Looking to see what worked in various contexts (size, structure, socioeconomic status, education spending), analysts dug deeply into those systems chosen for case studies. Nationally, they are Kenya, Poland, Singapore, Morocco, Norway, South Africa, Peru, Estonia, and Malawi. The regions of Ceará in Brazil and Punjab in India were also studied. So was the state of Mississippi, which has been lauded elsewhere for its success in scaling reforms statewide. London, England, and Washington, D.C., represented city-wide efforts. The latter was specifically cited for coalition-building across various levels of stakeholders under Michelle Rhee and Kaya Henderson. The report covers all of the particulars, but the bottom line is that if—starting today—all education systems could improve at the same rate these exemplars exhibited in 2019, anticipated global pandemic recovery time would be drastically shortened and improvement would restart at such a pace that an additional 350 million children could be lifted from learning poverty by 2050.
That’s great news, but is it realistic to expect improvement on that kind of scale? The answer to that question takes up the majority of the report, and is perhaps even more relevant to the authors than documenting the existence of improvement.
On the upside, it seems that the high level “to do” list is fairly short. Successful school systems, analysts say, emphasize changes in the classroom, focusing first and foremost on teachers and the content they deliver. These systems choose evidence-backed strategies relevant to their starting place, require a solid baseline of data, acknowledge that student outcomes can only improve incrementally (from poor to fair to good to great), prioritize outcomes at the instructional core, and use available technology as a tool to enhance learning.
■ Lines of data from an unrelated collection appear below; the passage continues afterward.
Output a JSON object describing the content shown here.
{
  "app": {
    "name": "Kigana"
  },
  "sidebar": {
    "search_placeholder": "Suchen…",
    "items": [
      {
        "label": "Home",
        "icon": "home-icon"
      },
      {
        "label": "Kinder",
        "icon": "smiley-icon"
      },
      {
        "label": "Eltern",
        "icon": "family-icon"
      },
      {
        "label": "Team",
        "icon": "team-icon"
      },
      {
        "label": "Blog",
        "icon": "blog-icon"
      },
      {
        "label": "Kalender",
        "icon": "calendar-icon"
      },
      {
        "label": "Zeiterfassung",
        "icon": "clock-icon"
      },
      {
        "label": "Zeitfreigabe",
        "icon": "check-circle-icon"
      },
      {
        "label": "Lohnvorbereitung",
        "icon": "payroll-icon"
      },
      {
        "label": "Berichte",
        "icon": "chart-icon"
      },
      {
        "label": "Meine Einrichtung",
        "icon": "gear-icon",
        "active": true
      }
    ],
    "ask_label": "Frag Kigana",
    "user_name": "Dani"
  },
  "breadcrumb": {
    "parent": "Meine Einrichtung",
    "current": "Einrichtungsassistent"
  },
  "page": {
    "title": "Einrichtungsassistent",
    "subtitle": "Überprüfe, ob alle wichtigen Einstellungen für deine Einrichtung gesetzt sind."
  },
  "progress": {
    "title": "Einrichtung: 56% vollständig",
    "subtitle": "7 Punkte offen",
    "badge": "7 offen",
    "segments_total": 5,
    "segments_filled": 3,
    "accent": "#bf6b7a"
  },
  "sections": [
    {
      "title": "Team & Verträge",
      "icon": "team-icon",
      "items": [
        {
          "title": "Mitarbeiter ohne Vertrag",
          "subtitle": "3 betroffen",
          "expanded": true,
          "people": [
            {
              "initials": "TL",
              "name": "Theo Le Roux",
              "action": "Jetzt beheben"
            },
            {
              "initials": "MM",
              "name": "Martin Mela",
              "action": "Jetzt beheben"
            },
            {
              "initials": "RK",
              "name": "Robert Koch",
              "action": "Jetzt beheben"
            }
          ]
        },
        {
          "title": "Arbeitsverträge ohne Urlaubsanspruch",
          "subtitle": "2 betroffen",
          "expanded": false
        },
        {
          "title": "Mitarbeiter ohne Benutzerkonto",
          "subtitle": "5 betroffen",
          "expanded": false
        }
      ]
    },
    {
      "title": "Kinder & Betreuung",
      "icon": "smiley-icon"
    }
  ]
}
Timelines for improvement must be realistic and include short-, medium-, and long-term benchmarks. Measuring student outcomes—and making those data transparent to all stakeholders—is key to knowing when to stay the course and when to make changes. There is a wealth of detail from exemplar systems about lower-level “to dos” that could help kickstart this kind of success in other locales.
If this sounds like an all-hands-on-deck approach to you, then you’re reading it right. Everyone from government oversight agencies and school bureaucracies to teachers and families must be brought on board for meaningful change to occur and, most importantly, sustain. The exemplar systems examined in this report accomplished this by setting fewer priorities so they could reach higher goals, cultivating multiple likeminded leaders at each stakeholder level, and engaging educators and families “authentically,” with transparent two-way communication.
The McKinsey authors are not Pollyanna-ish. To wit: “One should never underestimate stakeholders’ perception that a reform is a threat to them and their values, even if all they want is to retain what is familiar, stable, and predictable in their work and life.” The status quo, they add, “has many protectors.” But their conclusion—in response to all of the data, good and bad—is two-fold. First, a number of education systems of various sizes and resource levels have clearly shown that reform and improvement are possible, scalable, and sustainable. Second, their successes occurred in spite of the many “protectors” that were surely present at the start of their journeys. The distillation of these systems’ success into basic guidelines for other leaders to replicate—including how to address inevitable opposition—is meant to spark the belief that if another system can do it, so can we.